Umbrella rig gear: 7'6" heavy-action Dobyns 766 SSM flipping stick, Lew's BB1 casting reel (6.3:1 ratio), 65-pound PowerPro braided line, 5- or 7-arm Hog Farmer Bait Company umbrella rig, 1/8-ounce Outkast Tackle Money jigheads, 5" Big Bite Cane Thumper swimbaits (pearl and watermelon ghost). The 5-arm bait was equipped with four spinners and the 7-arm had 12. He prefers the Outkast heads because the 4/0, heavy-wire hooks are a little smaller than the standard U-rig offerings. "They don't snag up on the branches as much and they hook the fish really well."

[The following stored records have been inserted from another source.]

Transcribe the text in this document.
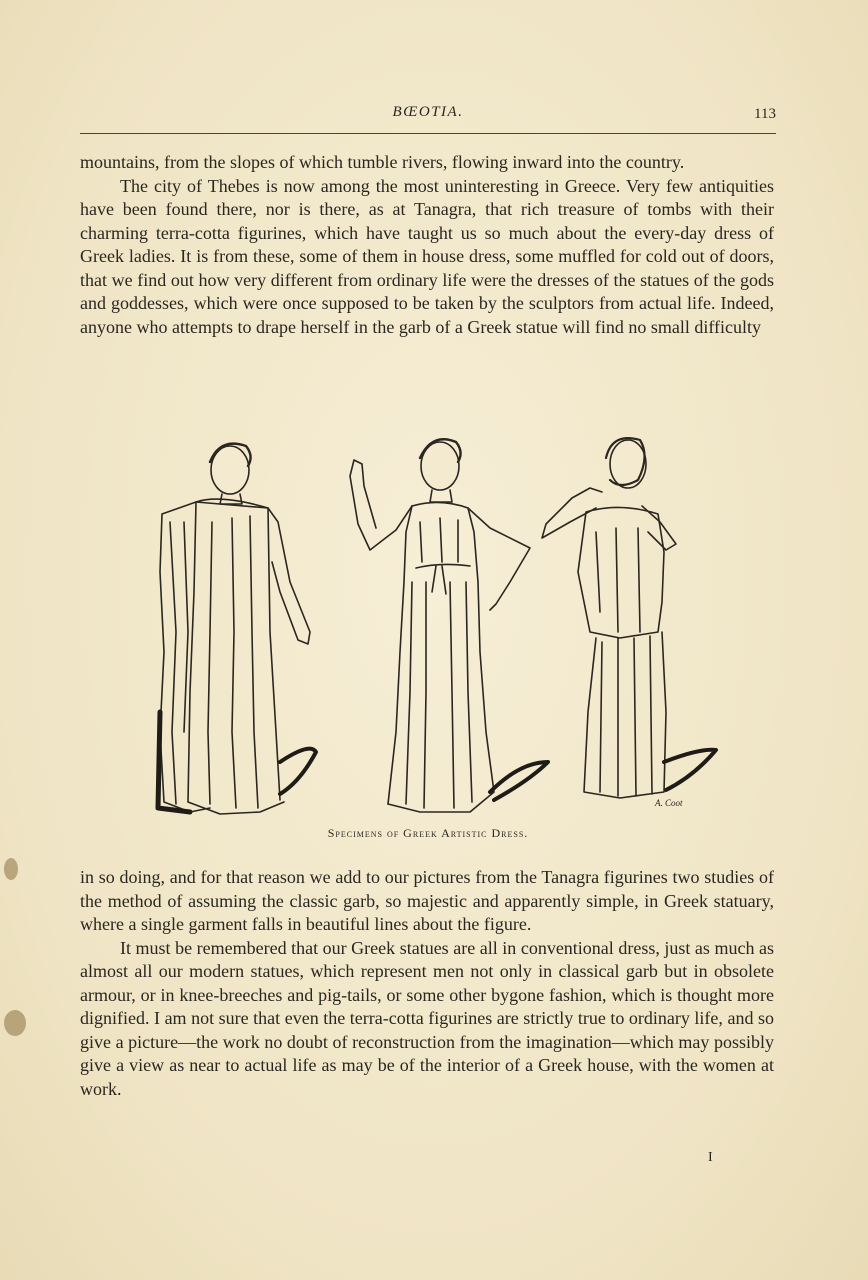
BŒOTIA.	113

mountains, from the slopes of which tumble rivers, flowing inward into the country.

The city of Thebes is now among the most uninteresting in Greece. Very few antiquities have been found there, nor is there, as at Tanagra, that rich treasure of tombs with their charming terra-cotta figurines, which have taught us so much about the every-day dress of Greek ladies. It is from these, some of them in house dress, some muffled for cold out of doors, that we find out how very different from ordinary life were the dresses of the statues of the gods and goddesses, which were once supposed to be taken by the sculptors from actual life. Indeed, anyone who attempts to drape herself in the garb of a Greek statue will find no small difficulty

A. Coot
Specimens of Greek Artistic Dress.

in so doing, and for that reason we add to our pictures from the Tanagra figurines two studies of the method of assuming the classic garb, so majestic and apparently simple, in Greek statuary, where a single garment falls in beautiful lines about the figure.

It must be remembered that our Greek statues are all in conventional dress, just as much as almost all our modern statues, which represent men not only in classical garb but in obsolete armour, or in knee-breeches and pig-tails, or some other bygone fashion, which is thought more dignified. I am not sure that even the terra-cotta figurines are strictly true to ordinary life, and so give a picture—the work no doubt of reconstruction from the imagination—which may possibly give a view as near to actual life as may be of the interior of a Greek house, with the women at work.

I
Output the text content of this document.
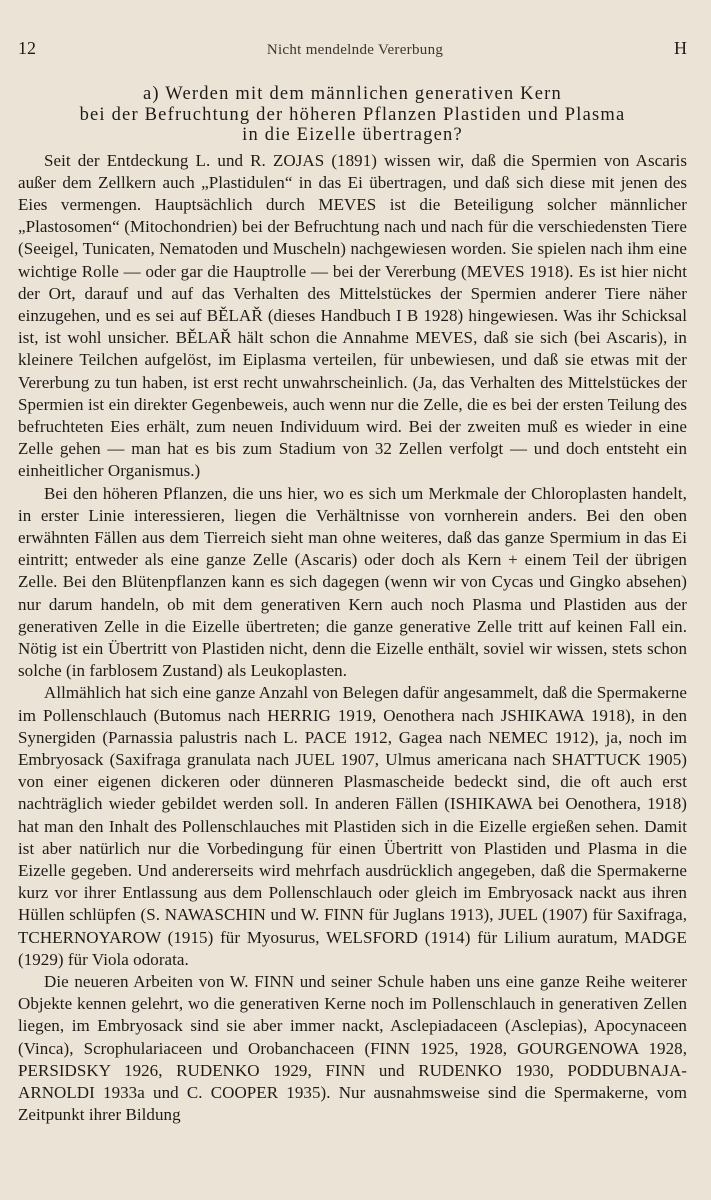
12	Nicht mendelnde Vererbung	H
a) Werden mit dem männlichen generativen Kern
bei der Befruchtung der höheren Pflanzen Plastiden und Plasma
in die Eizelle übertragen?

Seit der Entdeckung L. und R. ZOJAS (1891) wissen wir, daß die Spermien von Ascaris außer dem Zellkern auch „Plastidulen“ in das Ei übertragen, und daß sich diese mit jenen des Eies vermengen. Hauptsächlich durch MEVES ist die Beteiligung solcher männlicher „Plastosomen“ (Mitochondrien) bei der Befruchtung nach und nach für die verschiedensten Tiere (Seeigel, Tunicaten, Nematoden und Muscheln) nachgewiesen worden. Sie spielen nach ihm eine wichtige Rolle — oder gar die Hauptrolle — bei der Vererbung (MEVES 1918). Es ist hier nicht der Ort, darauf und auf das Verhalten des Mittelstückes der Spermien anderer Tiere näher einzugehen, und es sei auf BĚLAŘ (dieses Handbuch I B 1928) hingewiesen. Was ihr Schicksal ist, ist wohl unsicher. BĚLAŘ hält schon die Annahme MEVES, daß sie sich (bei Ascaris), in kleinere Teilchen aufgelöst, im Eiplasma verteilen, für unbewiesen, und daß sie etwas mit der Vererbung zu tun haben, ist erst recht unwahrscheinlich. (Ja, das Verhalten des Mittelstückes der Spermien ist ein direkter Gegenbeweis, auch wenn nur die Zelle, die es bei der ersten Teilung des befruchteten Eies erhält, zum neuen Individuum wird. Bei der zweiten muß es wieder in eine Zelle gehen — man hat es bis zum Stadium von 32 Zellen verfolgt — und doch entsteht ein einheitlicher Organismus.)

Bei den höheren Pflanzen, die uns hier, wo es sich um Merkmale der Chloroplasten handelt, in erster Linie interessieren, liegen die Verhältnisse von vornherein anders. Bei den oben erwähnten Fällen aus dem Tierreich sieht man ohne weiteres, daß das ganze Spermium in das Ei eintritt; entweder als eine ganze Zelle (Ascaris) oder doch als Kern + einem Teil der übrigen Zelle. Bei den Blütenpflanzen kann es sich dagegen (wenn wir von Cycas und Gingko absehen) nur darum handeln, ob mit dem generativen Kern auch noch Plasma und Plastiden aus der generativen Zelle in die Eizelle übertreten; die ganze generative Zelle tritt auf keinen Fall ein. Nötig ist ein Übertritt von Plastiden nicht, denn die Eizelle enthält, soviel wir wissen, stets schon solche (in farblosem Zustand) als Leukoplasten.

Allmählich hat sich eine ganze Anzahl von Belegen dafür angesammelt, daß die Spermakerne im Pollenschlauch (Butomus nach HERRIG 1919, Oenothera nach JSHIKAWA 1918), in den Synergiden (Parnassia palustris nach L. PACE 1912, Gagea nach NEMEC 1912), ja, noch im Embryosack (Saxifraga granulata nach JUEL 1907, Ulmus americana nach SHATTUCK 1905) von einer eigenen dickeren oder dünneren Plasmascheide bedeckt sind, die oft auch erst nachträglich wieder gebildet werden soll. In anderen Fällen (ISHIKAWA bei Oenothera, 1918) hat man den Inhalt des Pollenschlauches mit Plastiden sich in die Eizelle ergießen sehen. Damit ist aber natürlich nur die Vorbedingung für einen Übertritt von Plastiden und Plasma in die Eizelle gegeben. Und andererseits wird mehrfach ausdrücklich angegeben, daß die Spermakerne kurz vor ihrer Entlassung aus dem Pollenschlauch oder gleich im Embryosack nackt aus ihren Hüllen schlüpfen (S. NAWASCHIN und W. FINN für Juglans 1913), JUEL (1907) für Saxifraga, TCHERNOYAROW (1915) für Myosurus, WELSFORD (1914) für Lilium auratum, MADGE (1929) für Viola odorata.

Die neueren Arbeiten von W. FINN und seiner Schule haben uns eine ganze Reihe weiterer Objekte kennen gelehrt, wo die generativen Kerne noch im Pollenschlauch in generativen Zellen liegen, im Embryosack sind sie aber immer nackt, Asclepiadaceen (Asclepias), Apocynaceen (Vinca), Scrophulariaceen und Orobanchaceen (FINN 1925, 1928, GOURGENOWA 1928, PERSIDSKY 1926, RUDENKO 1929, FINN und RUDENKO 1930, PODDUBNAJA-ARNOLDI 1933a und C. COOPER 1935). Nur ausnahmsweise sind die Spermakerne, vom Zeitpunkt ihrer Bildung
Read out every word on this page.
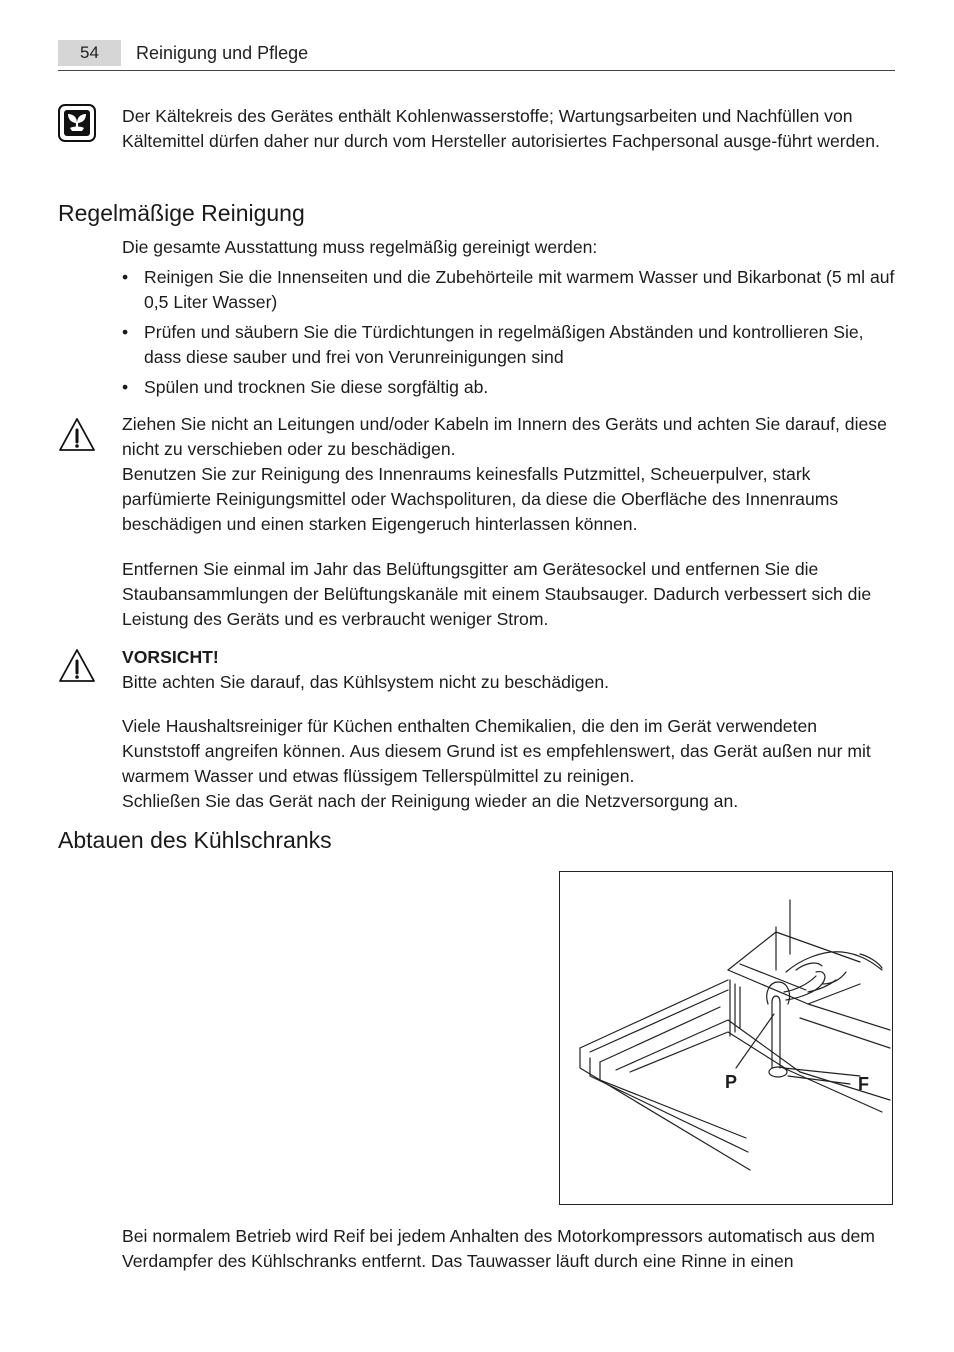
54	Reinigung und Pflege
Der Kältekreis des Gerätes enthält Kohlenwasserstoffe; Wartungsarbeiten und Nachfüllen von Kältemittel dürfen daher nur durch vom Hersteller autorisiertes Fachpersonal ausge-führt werden.
Regelmäßige Reinigung
Die gesamte Ausstattung muss regelmäßig gereinigt werden:
• Reinigen Sie die Innenseiten und die Zubehörteile mit warmem Wasser und Bikarbonat (5 ml auf 0,5 Liter Wasser)
• Prüfen und säubern Sie die Türdichtungen in regelmäßigen Abständen und kontrollieren Sie, dass diese sauber und frei von Verunreinigungen sind
• Spülen und trocknen Sie diese sorgfältig ab.
Ziehen Sie nicht an Leitungen und/oder Kabeln im Innern des Geräts und achten Sie darauf, diese nicht zu verschieben oder zu beschädigen.
Benutzen Sie zur Reinigung des Innenraums keinesfalls Putzmittel, Scheuerpulver, stark parfümierte Reinigungsmittel oder Wachspolituren, da diese die Oberfläche des Innenraums beschädigen und einen starken Eigengeruch hinterlassen können.
Entfernen Sie einmal im Jahr das Belüftungsgitter am Gerätesockel und entfernen Sie die Staubansammlungen der Belüftungskanäle mit einem Staubsauger. Dadurch verbessert sich die Leistung des Geräts und es verbraucht weniger Strom.
VORSICHT!
Bitte achten Sie darauf, das Kühlsystem nicht zu beschädigen.
Viele Haushaltsreiniger für Küchen enthalten Chemikalien, die den im Gerät verwendeten Kunststoff angreifen können. Aus diesem Grund ist es empfehlenswert, das Gerät außen nur mit warmem Wasser und etwas flüssigem Tellerspülmittel zu reinigen.
Schließen Sie das Gerät nach der Reinigung wieder an die Netzversorgung an.
Abtauen des Kühlschranks
P	F
Bei normalem Betrieb wird Reif bei jedem Anhalten des Motorkompressors automatisch aus dem Verdampfer des Kühlschranks entfernt. Das Tauwasser läuft durch eine Rinne in einen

Dropshot gear: 7'4" medium-action Dobyns Champion Extreme rod, Lew's Gold Spin 3000 spinning reel, 8-pound P-Line fluorocarbon line, 3/16-ounce lead dropshot weight (round), 1/0 Gamakatsu dropshot hook, Biovex Kolt Fish Tail (green-pumpkin).

Main factor: "I think the biggest thing, with the weather being so bad, was me being from Minnesota and being used to it. The cold didn't really bother me. The other thing was having a simple gameplan - I had two things that worked and I just kept doing them."

Performance edge: "I really think the HydroWave made a big difference and I had the right rods for the job. The Hog Farmers made a big difference, too, and the finesse dropshot bait was huge. Without those dropshot fish, there's no way I would've won."